Selon O’Connell, les gens qui vivent hors des zones urbaines représentent un marché idéal pour les technologies que développe AGE-WELL, car bien des innovations font appel à des capteurs à distance pour surveiller l’évolution de la santé cognitive et accompagner les familles dans le suivi de la sécurité de leurs proches.
Les collectivités rurales voient de plus en plus leurs jeunes s’installer en ville, laissant leurs proches aînés à eux-mêmes, comme c’est le cas au sein des Premières nations.
« Il s’agit de technologies parfaites pour ceux qui ne peuvent voir un spécialiste ou qui n’ont pas le même accès aux soins de santé de première ligne que les gens établis en milieu urbain », explique O’Connell.
Selon les chercheurs, les gens qui ont travaillé toute leur vie en milieu agricole sont prêts à accueillir l’innovation.
« Ils auront peut-être plus de facilité avec la technologie qu’on le pense », suggère Morgan.
« Mon frère utilise de l’équipement agricole si complexe qu’il faut être un as de l’informatique pour le faire fonctionner. Mon père, qui a 90 ans, vit en milieu rural et communique par courriel. Je pense donc qu’il y a une foule d’avenues à explorer. »
Pour les chercheurs, le plus grand défi sera de recueillir un échantillon représentatif lors des consultations. Ils feront connaître le projet en diffusant des bulletins d’information et en appelant directement des participants potentiels.
Ils espèrent ainsi recueillir des données préliminaires sur les besoins immédiats en quelques semaines. À mesure que leur base de données s’enrichira, ils entendent s’allier avec d’autres chercheurs d’AGE-WELL pour concevoir des programmes de formation qui faciliteront l’introduction de nouvelles technologies en milieux ruraux. Les créateurs de technologies devront aussi composer avec une piètre connectivité, comme c’est le cas au sein des Premières nations.
L’un des grands principes d’AGE-WELL est de consulter les utilisateurs des technologies.
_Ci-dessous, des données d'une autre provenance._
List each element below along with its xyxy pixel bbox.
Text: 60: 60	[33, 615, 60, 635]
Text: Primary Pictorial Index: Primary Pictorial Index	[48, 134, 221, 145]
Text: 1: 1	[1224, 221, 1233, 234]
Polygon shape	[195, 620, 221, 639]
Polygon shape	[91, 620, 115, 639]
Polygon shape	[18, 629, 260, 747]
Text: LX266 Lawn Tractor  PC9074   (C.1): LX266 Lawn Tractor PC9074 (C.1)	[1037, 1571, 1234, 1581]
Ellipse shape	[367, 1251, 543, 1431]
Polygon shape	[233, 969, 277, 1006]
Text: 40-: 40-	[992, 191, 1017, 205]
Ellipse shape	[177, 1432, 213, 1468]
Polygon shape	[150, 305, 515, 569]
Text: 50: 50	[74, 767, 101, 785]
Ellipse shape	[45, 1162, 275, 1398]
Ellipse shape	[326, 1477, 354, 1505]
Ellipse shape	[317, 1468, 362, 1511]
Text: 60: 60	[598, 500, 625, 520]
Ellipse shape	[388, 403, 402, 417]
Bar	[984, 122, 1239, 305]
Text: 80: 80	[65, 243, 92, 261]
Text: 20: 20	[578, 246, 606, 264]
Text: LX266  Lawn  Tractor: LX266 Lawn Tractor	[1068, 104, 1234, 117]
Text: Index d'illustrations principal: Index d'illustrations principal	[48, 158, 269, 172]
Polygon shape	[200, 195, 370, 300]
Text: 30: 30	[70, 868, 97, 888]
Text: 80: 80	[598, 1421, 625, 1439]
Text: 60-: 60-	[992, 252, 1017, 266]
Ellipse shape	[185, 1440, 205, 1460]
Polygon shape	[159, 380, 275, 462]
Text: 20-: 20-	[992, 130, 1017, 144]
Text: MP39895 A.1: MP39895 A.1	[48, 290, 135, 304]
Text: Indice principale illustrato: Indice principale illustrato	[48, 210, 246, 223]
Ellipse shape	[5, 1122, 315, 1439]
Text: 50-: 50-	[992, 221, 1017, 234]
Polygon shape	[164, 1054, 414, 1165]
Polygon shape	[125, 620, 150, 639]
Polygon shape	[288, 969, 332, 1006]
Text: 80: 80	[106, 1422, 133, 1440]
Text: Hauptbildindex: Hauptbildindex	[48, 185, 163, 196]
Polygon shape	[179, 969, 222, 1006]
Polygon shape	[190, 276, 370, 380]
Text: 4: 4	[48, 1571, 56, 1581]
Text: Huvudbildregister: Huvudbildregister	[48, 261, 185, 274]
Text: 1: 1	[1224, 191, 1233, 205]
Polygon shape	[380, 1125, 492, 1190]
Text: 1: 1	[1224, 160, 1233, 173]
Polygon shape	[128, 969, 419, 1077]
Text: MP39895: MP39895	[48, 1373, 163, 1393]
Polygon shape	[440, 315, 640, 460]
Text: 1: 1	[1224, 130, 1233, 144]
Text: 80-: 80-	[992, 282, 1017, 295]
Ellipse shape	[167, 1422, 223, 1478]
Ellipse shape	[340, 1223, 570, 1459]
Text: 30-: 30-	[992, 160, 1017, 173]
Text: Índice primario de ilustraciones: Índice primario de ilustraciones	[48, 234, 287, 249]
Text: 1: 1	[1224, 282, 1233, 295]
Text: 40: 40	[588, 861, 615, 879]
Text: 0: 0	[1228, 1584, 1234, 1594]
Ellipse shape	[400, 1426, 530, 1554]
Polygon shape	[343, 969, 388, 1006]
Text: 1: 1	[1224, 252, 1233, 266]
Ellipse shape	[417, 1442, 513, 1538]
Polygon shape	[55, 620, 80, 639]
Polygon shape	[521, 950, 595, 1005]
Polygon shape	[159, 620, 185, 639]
Les chercheurs du projet ETARRE sont d’ailleurs enthousiastes à l’idée de voir ces derniers participer au processus.
« L’idée n’était pas de s’intéresser soit à l’aspect rural ou éloigné, soit au volet autochtone : les chercheurs voulaient aborder les deux dimensions à la fois », indique O’Connell.
« Et je trouve ça vraiment bien qu’on se soit intéressé aux besoins uniques de ces populations marginalisées, puisque ce sont les utilisateurs finaux de la technologie d’AGE-WELL », mentionne enfin O’Connell.
Carrie Bourassa y voit aussi là quelque chose de très important pour les Premières nations, à qui on a longtemps imposé le changement, parfois avec des conséquences désastreuses.
« Retourner dans nos collectivités et montrer qu’on fait un travail vraiment important – et que ce travail auquel elles participent pourrait changer la vie d’autres Premières nations, c’est vraiment incroyable et enrichissant », conclut-elle.